Having recovered, the centenarian then celebrated her 101st birthday in July.

Unfortunately, she was then hospitalized with a fever in September, at which point she tested positive for the disease a second time and underwent treatment for 18 days. Medical staff were amazed at her resilience and told local media the hospitalization was mostly precautionary.

Alas, the coronavirus came for her one more time, as she tested positive again last Friday.

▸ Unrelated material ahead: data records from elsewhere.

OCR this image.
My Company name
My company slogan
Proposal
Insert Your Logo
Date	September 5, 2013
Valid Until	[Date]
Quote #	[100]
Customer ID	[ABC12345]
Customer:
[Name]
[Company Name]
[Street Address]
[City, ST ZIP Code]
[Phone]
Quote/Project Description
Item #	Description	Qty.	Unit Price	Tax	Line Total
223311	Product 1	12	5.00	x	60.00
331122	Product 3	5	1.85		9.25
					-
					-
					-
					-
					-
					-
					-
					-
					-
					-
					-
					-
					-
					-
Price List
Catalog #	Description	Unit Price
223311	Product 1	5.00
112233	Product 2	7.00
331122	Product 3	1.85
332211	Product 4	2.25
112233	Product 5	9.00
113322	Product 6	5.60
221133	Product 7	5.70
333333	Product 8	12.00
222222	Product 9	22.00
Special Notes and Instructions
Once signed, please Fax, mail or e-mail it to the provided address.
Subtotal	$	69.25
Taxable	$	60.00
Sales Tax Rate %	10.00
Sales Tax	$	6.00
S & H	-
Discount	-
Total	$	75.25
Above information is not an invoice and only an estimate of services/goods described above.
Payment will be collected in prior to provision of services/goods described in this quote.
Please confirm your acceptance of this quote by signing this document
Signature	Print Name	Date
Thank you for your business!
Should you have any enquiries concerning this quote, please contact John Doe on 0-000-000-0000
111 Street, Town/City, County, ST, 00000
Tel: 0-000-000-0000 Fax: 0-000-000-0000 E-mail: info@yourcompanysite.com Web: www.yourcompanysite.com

The third time is apparently the charm, though, as Orsingher is currently asymptomatic.

Orsingher remains bedridden and struggles to communicate with her three daughters as she is deaf, but the family are eagerly awaiting their next reunion with this iron woman.

Born on July 21, 1919 in the small hamlet of Gaggio in Ardenno, Orsingher lived through the Spanish Flu pandemic, was married during World War II and has now endured three bouts of Covid-19.

“Even the doctors are amazed,” say her daughters, confirming that their mother has tested positive three times and tested negative three times, all in the space of nine months.

“There have been several episodes of negative tests in recovered patients, which was followed by a new positivity that lasted for a long time for one of the reasons mentioned above,” says Carlo Signorelli, professor of hygiene at the San Raffaele University in Milan.